Stratification, block-randomization, etc



Say I’m planning a randomized trial (time-to-event outcome) with 4 sites and want to balance randomization for each site. Am I then committed to stratifying by site in analysis? Or including site as a fixed effect in regression models?

My understanding is: stratified randomization -> stratified analysis
and block-randomization for balance —> consider factors as fixed effects

Balance is obviously good, and stratification may be necessary if baseline hazards have a very different shape. But as you stratify by more and more factors, moving toward matched-pairs randomization, the large number of strata seems to decimate study power.

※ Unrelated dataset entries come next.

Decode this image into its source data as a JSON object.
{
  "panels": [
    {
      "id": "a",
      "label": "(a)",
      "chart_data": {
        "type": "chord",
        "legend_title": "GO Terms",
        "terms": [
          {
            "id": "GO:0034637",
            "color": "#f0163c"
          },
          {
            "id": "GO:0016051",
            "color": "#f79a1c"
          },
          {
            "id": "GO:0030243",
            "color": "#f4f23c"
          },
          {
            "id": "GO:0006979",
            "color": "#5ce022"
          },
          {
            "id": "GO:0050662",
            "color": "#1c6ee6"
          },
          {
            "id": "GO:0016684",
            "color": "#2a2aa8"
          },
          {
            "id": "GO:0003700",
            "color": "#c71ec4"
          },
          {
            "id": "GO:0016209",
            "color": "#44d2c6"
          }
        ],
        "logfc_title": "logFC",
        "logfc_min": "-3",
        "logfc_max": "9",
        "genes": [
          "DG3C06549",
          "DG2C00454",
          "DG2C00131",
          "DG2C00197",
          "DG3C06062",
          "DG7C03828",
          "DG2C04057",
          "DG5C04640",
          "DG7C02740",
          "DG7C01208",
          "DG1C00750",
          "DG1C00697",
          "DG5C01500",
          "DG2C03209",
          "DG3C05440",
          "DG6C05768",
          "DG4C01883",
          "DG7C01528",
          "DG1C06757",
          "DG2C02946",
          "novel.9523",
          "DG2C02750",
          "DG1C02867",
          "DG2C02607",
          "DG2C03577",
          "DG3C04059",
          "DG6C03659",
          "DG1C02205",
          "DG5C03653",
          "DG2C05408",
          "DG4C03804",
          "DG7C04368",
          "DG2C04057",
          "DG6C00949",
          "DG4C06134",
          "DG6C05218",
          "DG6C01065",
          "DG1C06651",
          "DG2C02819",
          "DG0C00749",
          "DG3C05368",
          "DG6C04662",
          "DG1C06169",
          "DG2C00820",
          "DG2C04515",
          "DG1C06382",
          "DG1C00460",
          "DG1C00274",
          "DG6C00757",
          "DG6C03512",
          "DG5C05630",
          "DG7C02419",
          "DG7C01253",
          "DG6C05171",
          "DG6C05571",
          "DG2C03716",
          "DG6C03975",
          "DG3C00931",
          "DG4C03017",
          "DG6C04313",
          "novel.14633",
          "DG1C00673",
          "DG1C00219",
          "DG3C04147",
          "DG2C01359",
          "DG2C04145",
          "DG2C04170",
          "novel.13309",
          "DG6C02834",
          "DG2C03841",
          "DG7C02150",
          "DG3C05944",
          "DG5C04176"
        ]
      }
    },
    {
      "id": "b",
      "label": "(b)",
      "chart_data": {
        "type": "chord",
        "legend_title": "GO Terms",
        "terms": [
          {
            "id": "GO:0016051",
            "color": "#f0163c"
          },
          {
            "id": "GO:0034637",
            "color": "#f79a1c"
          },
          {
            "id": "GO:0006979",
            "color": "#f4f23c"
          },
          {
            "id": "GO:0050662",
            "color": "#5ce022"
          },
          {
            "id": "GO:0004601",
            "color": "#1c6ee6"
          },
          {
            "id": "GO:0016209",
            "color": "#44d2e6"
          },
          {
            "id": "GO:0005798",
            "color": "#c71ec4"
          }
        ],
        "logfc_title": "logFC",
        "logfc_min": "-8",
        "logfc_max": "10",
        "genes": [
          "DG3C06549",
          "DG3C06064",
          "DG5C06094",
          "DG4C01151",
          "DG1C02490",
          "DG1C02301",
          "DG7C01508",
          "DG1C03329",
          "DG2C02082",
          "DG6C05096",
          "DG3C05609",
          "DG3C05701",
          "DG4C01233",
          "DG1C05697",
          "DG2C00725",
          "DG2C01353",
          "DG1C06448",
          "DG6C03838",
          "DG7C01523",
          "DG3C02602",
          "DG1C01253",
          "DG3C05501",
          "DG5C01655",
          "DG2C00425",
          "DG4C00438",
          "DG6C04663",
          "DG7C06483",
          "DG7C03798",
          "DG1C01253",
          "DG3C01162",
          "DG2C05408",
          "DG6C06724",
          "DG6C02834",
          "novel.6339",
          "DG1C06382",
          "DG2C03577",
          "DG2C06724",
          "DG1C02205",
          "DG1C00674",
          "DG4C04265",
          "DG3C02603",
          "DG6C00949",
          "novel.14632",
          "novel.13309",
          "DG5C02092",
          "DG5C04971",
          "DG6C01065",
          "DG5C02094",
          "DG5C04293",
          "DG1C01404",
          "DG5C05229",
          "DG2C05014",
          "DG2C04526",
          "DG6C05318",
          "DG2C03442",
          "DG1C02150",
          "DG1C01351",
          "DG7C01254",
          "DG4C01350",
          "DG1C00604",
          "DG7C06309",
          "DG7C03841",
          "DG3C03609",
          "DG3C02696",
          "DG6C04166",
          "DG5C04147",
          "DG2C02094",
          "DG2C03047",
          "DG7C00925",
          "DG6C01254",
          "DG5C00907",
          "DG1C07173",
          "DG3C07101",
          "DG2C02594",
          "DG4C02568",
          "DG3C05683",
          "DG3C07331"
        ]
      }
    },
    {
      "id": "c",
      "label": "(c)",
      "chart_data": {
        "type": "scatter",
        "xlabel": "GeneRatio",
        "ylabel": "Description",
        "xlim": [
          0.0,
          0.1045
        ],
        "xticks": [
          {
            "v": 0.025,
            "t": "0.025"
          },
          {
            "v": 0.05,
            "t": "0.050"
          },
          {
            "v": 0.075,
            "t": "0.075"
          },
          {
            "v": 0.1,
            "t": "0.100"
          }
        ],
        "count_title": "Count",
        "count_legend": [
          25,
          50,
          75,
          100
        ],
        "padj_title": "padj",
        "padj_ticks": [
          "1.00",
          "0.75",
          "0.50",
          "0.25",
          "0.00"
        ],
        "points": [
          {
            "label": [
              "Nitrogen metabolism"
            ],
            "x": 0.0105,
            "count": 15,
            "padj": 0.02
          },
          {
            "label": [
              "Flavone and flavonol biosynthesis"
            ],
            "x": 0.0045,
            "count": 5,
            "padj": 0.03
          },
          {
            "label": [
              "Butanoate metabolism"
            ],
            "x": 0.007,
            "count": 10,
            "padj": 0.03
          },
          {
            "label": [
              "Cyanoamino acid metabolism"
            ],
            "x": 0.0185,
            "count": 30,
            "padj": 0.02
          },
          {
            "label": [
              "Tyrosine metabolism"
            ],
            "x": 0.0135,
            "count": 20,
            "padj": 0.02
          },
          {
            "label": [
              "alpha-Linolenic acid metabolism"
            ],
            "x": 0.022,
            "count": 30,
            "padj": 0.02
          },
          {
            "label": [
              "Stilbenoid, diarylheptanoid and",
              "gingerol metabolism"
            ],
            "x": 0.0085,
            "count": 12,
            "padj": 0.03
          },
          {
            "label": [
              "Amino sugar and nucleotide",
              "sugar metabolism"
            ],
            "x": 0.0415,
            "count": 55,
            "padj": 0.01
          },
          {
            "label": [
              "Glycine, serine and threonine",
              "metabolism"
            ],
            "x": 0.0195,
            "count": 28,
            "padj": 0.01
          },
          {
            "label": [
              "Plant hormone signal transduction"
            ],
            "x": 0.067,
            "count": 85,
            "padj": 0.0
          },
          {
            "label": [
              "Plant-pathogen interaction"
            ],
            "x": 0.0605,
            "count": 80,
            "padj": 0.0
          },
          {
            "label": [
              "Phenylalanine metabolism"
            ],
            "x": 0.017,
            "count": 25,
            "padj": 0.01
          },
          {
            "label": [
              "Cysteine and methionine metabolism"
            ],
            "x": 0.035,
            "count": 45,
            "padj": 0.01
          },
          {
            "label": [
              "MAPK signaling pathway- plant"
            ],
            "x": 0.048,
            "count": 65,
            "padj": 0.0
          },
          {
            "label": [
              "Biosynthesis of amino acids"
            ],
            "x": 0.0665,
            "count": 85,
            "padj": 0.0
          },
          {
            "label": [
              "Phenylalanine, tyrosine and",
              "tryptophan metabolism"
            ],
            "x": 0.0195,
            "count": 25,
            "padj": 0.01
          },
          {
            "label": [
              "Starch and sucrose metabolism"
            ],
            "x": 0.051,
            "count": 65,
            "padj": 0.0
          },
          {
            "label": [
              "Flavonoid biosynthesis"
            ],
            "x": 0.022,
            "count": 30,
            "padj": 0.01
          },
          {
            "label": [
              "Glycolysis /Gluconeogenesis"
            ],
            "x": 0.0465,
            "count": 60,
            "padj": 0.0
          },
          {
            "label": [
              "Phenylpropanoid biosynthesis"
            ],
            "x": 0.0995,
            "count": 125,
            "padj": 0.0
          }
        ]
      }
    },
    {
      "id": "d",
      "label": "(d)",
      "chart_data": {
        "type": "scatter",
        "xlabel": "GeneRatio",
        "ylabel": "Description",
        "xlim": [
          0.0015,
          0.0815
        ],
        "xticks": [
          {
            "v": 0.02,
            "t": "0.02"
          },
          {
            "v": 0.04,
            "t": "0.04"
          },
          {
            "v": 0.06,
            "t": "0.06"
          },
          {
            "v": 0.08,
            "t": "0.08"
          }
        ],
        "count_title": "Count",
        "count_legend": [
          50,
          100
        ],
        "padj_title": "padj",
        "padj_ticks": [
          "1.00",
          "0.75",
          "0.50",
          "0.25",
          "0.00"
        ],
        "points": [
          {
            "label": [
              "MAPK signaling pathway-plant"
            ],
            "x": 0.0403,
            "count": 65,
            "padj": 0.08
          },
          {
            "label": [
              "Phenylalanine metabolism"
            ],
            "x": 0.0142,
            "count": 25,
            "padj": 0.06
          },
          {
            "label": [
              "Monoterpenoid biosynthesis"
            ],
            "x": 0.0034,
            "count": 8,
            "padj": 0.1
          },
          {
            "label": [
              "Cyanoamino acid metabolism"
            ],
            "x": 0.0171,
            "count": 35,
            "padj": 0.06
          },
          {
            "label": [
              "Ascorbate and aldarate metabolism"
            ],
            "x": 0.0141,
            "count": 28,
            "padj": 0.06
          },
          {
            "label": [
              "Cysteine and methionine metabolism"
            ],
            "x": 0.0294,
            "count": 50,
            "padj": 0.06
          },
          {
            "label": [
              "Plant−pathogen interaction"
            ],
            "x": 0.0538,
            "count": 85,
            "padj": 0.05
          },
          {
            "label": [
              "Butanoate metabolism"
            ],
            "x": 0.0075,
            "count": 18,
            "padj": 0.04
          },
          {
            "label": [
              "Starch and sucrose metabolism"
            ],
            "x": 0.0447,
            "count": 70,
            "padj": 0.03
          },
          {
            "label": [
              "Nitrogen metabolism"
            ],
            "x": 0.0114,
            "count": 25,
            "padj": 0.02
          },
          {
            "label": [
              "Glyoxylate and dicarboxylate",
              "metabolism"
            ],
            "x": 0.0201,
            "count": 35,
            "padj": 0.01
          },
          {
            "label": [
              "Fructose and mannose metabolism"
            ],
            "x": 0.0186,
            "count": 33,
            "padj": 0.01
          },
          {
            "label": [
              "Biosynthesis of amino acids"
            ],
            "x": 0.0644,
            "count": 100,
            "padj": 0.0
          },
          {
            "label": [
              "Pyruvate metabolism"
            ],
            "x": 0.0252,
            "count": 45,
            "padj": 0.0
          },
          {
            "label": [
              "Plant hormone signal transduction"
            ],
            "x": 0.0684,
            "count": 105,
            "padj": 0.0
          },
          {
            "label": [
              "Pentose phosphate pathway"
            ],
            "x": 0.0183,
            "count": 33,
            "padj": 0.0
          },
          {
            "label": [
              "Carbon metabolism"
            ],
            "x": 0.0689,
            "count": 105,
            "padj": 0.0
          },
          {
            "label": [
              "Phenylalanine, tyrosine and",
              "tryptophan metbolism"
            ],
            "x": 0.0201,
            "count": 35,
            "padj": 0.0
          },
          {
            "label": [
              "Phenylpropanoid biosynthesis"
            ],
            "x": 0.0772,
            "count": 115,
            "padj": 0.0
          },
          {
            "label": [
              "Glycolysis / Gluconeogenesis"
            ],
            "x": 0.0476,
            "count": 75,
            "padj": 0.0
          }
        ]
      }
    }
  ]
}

I’m available with the literature pointing out drawbacks of matched case-control studies (Pepe et al, Clin Chemistry 2012). Are there any manuscripts or texts that lay out these issues for trial design and analysis?


yes, according to ich e9 section 5.7 [ICHE9]

stephen senn has written about randomisation and balance eg when he was respondiong to that paper in social sci and medicine: "Perfect balance is not, contrary to what is often claimed a necessary requirement for causal inference, nor is it something that randomisation
attempts to provide. " [blog post]


To add further to what Paul nicely stated, Senn has stressed that the analysis model should dictate the execution of the randomization and not vice-versa. And I think that blocked randomization is overused. The only real reasons I can think of blocking within center are

  • it’s hard to maintain blinding if you don’t
  • you don’t want to induce any kind of calendar time effect on outcomes if randomizations at one center end up being AAABBB

I’d love to hear more thoughts about that.